In einem Epilog weitet Grethlein den Blick zu einem Vergleich des "historischen Fiebers" (Nietzsche) im klassischen Griechenland und in der Moderne und sucht auch hier Gemeinsamkeiten und Unterschiede möglichst präzise zu benennen. Ob die Griechen (und Römer) Wandel negieren mussten, um Vergangenheit exemplarisch nutzen zu können, ist mir nicht sicher, und auch über sein Verständnis von Historismus - den er im Englischen leider "historicism" nennen muss und so terminologisch nicht von Poppers Historizismus trennen kann (s. das Oxford English Dictionary, s.v.) - möchte man gern mit dem Autor diskutieren. Insgesamt kann aber kein Zweifel bestehen, dass hier eine profunde, weiterführende und künftig für viele Fragen immer wieder heranzuziehende Studie vorliegt. Der klare Bezugsrahmen und eine fürsorgliche Leserführung [10] lassen das Buch mitunter als Exekution eines vorgegebenen Programms erscheinen. Angesichts der ansonsten zu beobachtenden Verbreitung assoziativer Einfallsphilologie gereicht dieser Eindruck dem überdies sorgfältig produzierten Werk fraglos zu hohem Lob.
Anmerkungen:
[1] Das ist Thema eines Teilprojektes des Bielefelder SFB 584 "Das Politische als Kommunikationsraum in der Geschichte"; s. http://www.uni-bielefeld.de/geschichte/forschung/sfb584/project/phase3_b16_abstract.html.
[2] Vgl. Jonas Grethlein: Das Geschichtsbild der Ilias. Eine Untersuchung aus phänomenologischer und narratologischer Perspektive, Göttingen 2006; dazu Christof Ulf: http://www.sehepunkte.de/2007/09/10323.html. Vgl. auch Jonas Grethlein: Memory and material objects in the Iliad and the Odyssey, in: JHS 128, 2008, 27-51.
[3] Gleichwohl gibt es auch dazu immer wieder erhellende Bemerkungen; s. etwa 42; 71f. Der "socio-political context" ist im ersten Teil eine feste Abfragerubrik.
[4] Nicht ganz klar wird, ob Grethlein mit "chance" nur "Zufall" meint, oder ob auch andere Bedeutungen mit gemeint sind.
[5] In Anlehnung an Jörn Rüsens Modi der "Sinnbildung", deren Bestimmung und Klassifikation Grethlein allerdings nur bedingt folgt: 90 Anm. 46.

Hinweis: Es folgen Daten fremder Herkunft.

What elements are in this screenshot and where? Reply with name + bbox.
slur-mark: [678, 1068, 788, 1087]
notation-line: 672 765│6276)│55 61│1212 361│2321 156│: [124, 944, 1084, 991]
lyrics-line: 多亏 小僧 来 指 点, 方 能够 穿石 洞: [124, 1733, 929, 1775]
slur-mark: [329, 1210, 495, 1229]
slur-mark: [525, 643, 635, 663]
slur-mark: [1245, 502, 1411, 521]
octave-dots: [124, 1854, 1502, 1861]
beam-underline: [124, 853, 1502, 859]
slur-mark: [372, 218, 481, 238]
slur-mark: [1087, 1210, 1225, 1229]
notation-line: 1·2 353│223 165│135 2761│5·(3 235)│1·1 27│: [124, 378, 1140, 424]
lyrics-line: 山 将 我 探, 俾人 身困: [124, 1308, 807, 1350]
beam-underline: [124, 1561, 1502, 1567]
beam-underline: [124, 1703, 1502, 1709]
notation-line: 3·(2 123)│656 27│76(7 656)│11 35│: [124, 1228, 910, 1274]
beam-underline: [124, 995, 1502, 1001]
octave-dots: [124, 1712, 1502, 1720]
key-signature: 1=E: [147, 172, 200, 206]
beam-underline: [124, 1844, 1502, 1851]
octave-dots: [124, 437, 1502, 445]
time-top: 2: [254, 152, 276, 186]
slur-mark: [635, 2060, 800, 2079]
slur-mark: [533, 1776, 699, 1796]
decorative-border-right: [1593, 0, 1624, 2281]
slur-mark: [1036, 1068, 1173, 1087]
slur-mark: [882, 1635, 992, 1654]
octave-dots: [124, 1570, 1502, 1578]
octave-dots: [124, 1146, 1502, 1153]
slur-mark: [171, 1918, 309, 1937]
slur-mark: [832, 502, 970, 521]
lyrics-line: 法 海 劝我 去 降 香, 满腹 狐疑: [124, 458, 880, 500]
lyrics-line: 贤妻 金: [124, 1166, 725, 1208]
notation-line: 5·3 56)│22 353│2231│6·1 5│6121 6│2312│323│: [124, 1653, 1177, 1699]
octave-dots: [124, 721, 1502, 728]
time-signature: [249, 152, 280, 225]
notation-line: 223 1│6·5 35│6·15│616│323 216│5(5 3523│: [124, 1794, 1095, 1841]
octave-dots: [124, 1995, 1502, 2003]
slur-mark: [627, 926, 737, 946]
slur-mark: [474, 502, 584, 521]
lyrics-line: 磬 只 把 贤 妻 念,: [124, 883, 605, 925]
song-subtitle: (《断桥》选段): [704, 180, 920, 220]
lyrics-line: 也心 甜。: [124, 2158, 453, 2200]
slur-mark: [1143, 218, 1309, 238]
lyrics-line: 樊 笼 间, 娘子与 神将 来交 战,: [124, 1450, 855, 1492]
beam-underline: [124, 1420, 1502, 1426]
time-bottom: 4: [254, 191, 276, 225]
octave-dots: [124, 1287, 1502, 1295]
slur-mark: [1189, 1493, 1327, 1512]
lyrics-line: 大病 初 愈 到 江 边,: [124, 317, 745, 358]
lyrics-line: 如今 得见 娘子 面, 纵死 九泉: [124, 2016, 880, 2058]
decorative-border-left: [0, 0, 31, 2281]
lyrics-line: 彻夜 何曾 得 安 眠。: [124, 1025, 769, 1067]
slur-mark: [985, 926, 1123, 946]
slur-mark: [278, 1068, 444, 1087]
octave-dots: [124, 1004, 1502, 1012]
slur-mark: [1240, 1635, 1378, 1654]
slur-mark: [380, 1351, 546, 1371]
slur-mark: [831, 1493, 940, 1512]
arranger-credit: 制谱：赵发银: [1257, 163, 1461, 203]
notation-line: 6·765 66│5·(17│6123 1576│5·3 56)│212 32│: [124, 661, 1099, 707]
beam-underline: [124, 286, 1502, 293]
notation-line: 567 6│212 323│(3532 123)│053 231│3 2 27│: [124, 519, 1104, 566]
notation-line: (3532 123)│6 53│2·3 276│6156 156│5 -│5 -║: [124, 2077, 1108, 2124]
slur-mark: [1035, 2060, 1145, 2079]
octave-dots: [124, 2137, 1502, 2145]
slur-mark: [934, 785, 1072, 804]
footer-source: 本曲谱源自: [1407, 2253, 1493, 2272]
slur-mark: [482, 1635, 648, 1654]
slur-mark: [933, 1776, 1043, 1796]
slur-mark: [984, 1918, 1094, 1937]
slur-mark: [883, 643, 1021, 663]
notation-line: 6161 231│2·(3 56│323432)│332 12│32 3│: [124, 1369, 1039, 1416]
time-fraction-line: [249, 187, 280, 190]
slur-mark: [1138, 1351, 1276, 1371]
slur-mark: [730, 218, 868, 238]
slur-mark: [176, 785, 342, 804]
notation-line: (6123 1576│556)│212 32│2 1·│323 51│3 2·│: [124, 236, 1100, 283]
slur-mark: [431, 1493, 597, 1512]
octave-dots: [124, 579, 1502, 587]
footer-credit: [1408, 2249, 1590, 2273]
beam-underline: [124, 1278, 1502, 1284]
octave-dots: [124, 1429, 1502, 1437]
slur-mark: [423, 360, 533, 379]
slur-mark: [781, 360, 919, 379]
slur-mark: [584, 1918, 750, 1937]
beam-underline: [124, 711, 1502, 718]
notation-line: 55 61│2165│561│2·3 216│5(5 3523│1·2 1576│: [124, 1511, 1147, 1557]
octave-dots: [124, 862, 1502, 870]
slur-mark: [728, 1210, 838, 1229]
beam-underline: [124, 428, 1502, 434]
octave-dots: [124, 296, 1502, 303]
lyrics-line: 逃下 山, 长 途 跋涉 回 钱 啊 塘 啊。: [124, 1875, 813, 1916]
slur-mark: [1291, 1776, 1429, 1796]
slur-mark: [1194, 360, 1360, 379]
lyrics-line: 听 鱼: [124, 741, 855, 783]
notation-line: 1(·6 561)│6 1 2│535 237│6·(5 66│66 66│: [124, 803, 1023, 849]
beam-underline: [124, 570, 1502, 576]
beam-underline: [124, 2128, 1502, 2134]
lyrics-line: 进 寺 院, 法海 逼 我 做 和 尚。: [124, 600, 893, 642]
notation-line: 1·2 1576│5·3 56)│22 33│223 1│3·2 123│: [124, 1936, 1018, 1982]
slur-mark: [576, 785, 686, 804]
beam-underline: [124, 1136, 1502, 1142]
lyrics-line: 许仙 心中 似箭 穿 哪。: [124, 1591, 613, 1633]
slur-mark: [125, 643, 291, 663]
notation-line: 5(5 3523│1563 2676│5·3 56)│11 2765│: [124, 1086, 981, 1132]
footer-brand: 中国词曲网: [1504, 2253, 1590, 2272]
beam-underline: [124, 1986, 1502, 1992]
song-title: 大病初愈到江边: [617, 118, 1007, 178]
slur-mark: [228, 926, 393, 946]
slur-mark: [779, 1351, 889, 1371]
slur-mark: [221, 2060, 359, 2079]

[6] Dazu grundlegend (Grethlein offenbar nicht bekannt): Mischa Meier: Die Deiokes-Episode im Werk Herodots - Überlegungen zu den Entstehungsbedingungen griechischer Geschichtsschreibung, in: König der Meder. Eine Herodot-Episode in ihren Kontexten, hg. von Mischa Meier u.a., Stuttgart 2004, 27-51, v.a. 40ff.

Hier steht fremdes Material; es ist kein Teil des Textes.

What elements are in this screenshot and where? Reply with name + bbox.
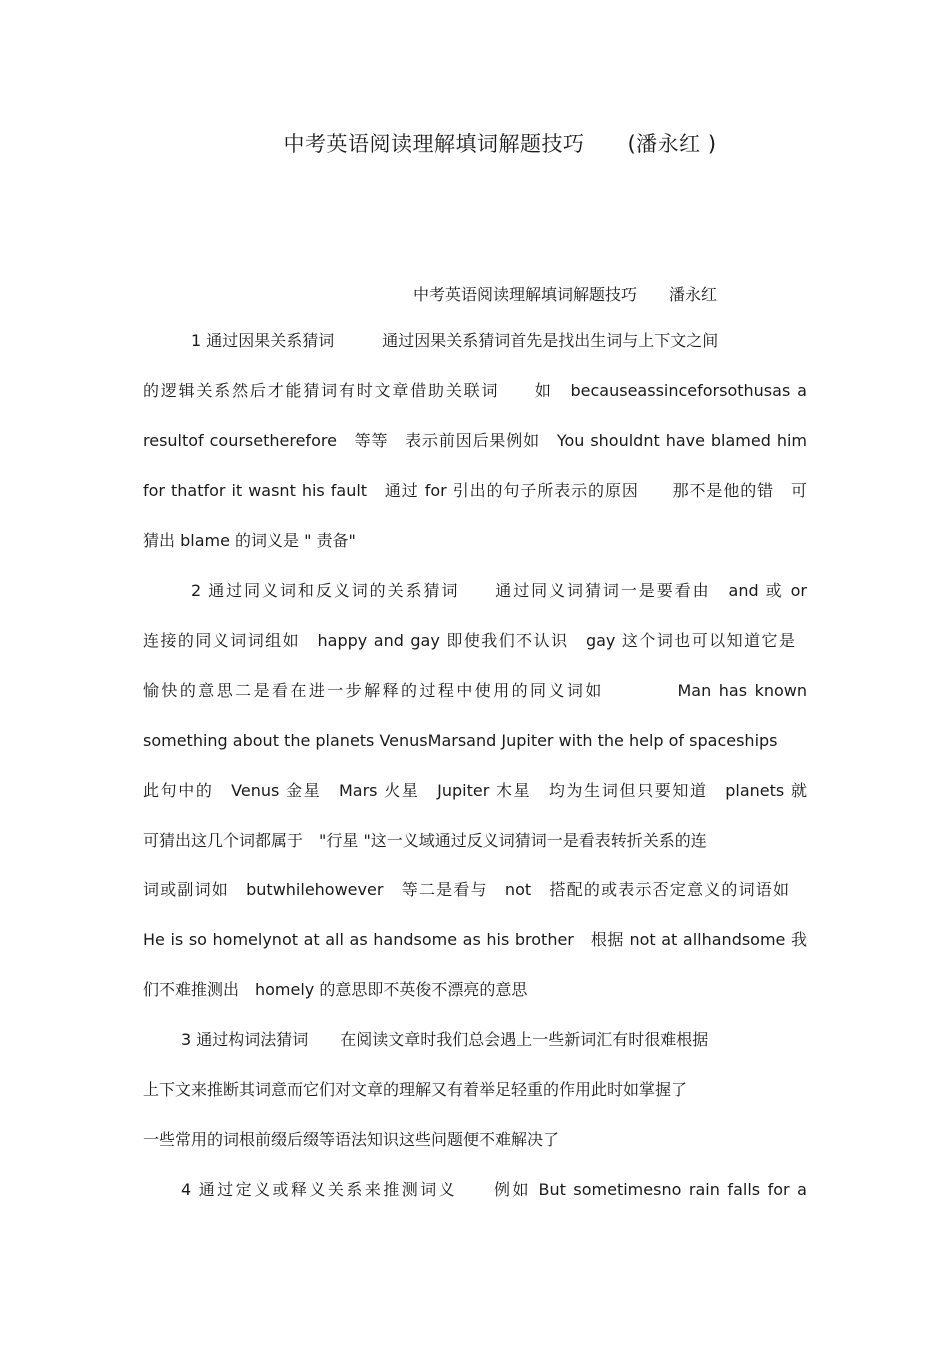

[7] So auch in Rom; s. Frank Bücher: Verargumentierte Geschichte. Exempla Romana im politischen Diskurs der späten römischen Republik, Stuttgart 2006.
[8] Irrig erscheint indes die Ansicht, Herodots Werk sei zur panhellenischen Perspektive der homerischen Epen zurückgekehrt (187) - von einer solchen kann keine Rede sein, da sie die Option zwischen Polispolitik und Koalitionspolitik voraussetzt und daher erst nach den Perserkriegen überhaupt denkbar war.

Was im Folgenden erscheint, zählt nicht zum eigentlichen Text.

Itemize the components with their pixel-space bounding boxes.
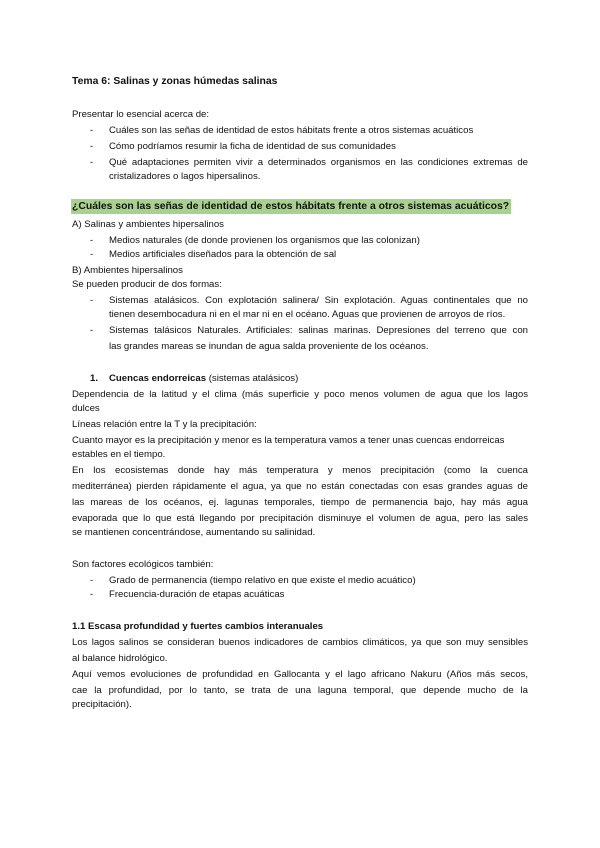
- bullet-dash: -: [90, 249, 94, 260]
- factors-lead: Son factores ecológicos también:: [72, 559, 214, 570]
- body-line: precipitación).: [72, 699, 132, 710]
- b-item: Sistemas talásicos Naturales. Artificiales: salinas marinas. Depresiones del terreno que con: [109, 325, 528, 336]
- intro-item: Cómo podríamos resumir la ficha de identidad de sus comunidades: [109, 141, 396, 152]
- intro-item: Qué adaptaciones permiten vivir a determinados organismos en las condiciones extremas de: [109, 157, 528, 168]
- body-line: Aquí vemos evoluciones de profundidad en Gallocanta y el lago africano Nakuru (Años más secos,: [72, 669, 528, 680]
- b-item: Sistemas atalásicos. Con explotación salinera/ Sin explotación. Aguas continentales que no: [109, 295, 528, 306]
- bullet-dash: -: [90, 125, 94, 136]
- b-item-cont: tienen desembocadura ni en el mar ni en el océano. Aguas que provienen de arroyos de ríos.: [109, 309, 506, 320]
- section-number: 1.: [90, 373, 99, 384]
- b-item-cont: las grandes mareas se inundan de agua salda proveniente de los océanos.: [109, 341, 429, 352]
- body-line: En los ecosistemas donde hay más temperatura y menos precipitación (como la cuenca: [72, 465, 528, 476]
- body-line: estables en el tiempo.: [72, 449, 166, 460]
- bullet-dash: -: [90, 575, 94, 586]
- body-line: Dependencia de la latitud y el clima (más superficie y poco menos volumen de agua que los lagos: [72, 389, 528, 400]
- factor-item: Grado de permanencia (tiempo relativo en que existe el medio acuático): [109, 575, 416, 586]
- body-line: evaporada que lo que está llegando por precipitación disminuye el volumen de agua, pero las sales: [72, 513, 528, 524]
- b-lead: Se pueden producir de dos formas:: [72, 279, 222, 290]
- factor-item: Frecuencia-duración de etapas acuáticas: [109, 589, 285, 600]
- bullet-dash: -: [90, 157, 94, 168]
- intro-item-cont: cristalizadores o lagos hipersalinos.: [109, 171, 261, 182]
- heading-rest: (sistemas atalásicos): [206, 373, 299, 384]
- section-heading: ¿Cuáles son las señas de identidad de estos hábitats frente a otros sistemas acuáticos?: [72, 201, 510, 212]
- heading-bold: Cuencas endorreicas: [109, 373, 207, 384]
- bullet-dash: -: [90, 295, 94, 306]
- bullet-dash: -: [90, 325, 94, 336]
- bullet-dash: -: [90, 235, 94, 246]
- section-heading-2: [109, 373, 528, 385]
- subsection-heading: 1.1 Escasa profundidad y fuertes cambios interanuales: [72, 621, 324, 632]
- body-line: Cuanto mayor es la precipitación y menor es la temperatura vamos a tener unas cuencas endorreicas: [72, 435, 505, 446]
- body-line: las mareas de los océanos, ej. lagunas temporales, tiempo de permanencia bajo, hay más agua: [72, 497, 528, 508]
- intro-item: Cuáles son las señas de identidad de estos hábitats frente a otros sistemas acuáticos: [109, 125, 474, 136]
- subsection-b-label: B) Ambientes hipersalinos: [72, 265, 183, 276]
- intro-lead: Presentar lo esencial acerca de:: [72, 109, 210, 120]
- subsection-a-label: A) Salinas y ambientes hipersalinos: [72, 219, 224, 230]
- a-item: Medios artificiales diseñados para la obtención de sal: [109, 249, 337, 260]
- body-line: mediterránea) pierden rápidamente el agua, ya que no están conectadas con esas grandes aguas de: [72, 481, 528, 492]
- body-line: al balance hidrológico.: [72, 653, 168, 664]
- body-line: se mantienen concentrándose, aumentando su salinidad.: [72, 527, 316, 538]
- bullet-dash: -: [90, 589, 94, 600]
- body-line: cae la profundidad, por lo tanto, se trata de una laguna temporal, que depende mucho de la: [72, 685, 528, 696]
- body-line: dulces: [72, 403, 100, 414]
- body-line: Líneas relación entre la T y la precipitación:: [72, 419, 257, 430]
- bullet-dash: -: [90, 141, 94, 152]
- a-item: Medios naturales (de donde provienen los organismos que las colonizan): [109, 235, 420, 246]
- document-title: Tema 6: Salinas y zonas húmedas salinas: [72, 76, 278, 87]
- body-line: Los lagos salinos se consideran buenos indicadores de cambios climáticos, ya que son muy sensibles: [72, 637, 528, 648]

[9] In der Diskussion der proleptischen Verweise auf Athens Großmachtpolitik (202 u.ö.) fehlt ein Hinweis auf Wolfgang Blösel: Themistokles bei Herodot. Spiegel Athens im fünften Jahrhundert, Stuttgart 2004.
[10] Im Habitus einem amerikanische Drill-Sergeant nicht unähnlich sagt Grethlein dem Leser vor jedem Schritt, was er tun wird, dann tut er es, um anschließend zu sagen, was er getan hat und vor dem nächsten Schritt zu resümieren, was der Vorige erbracht hat.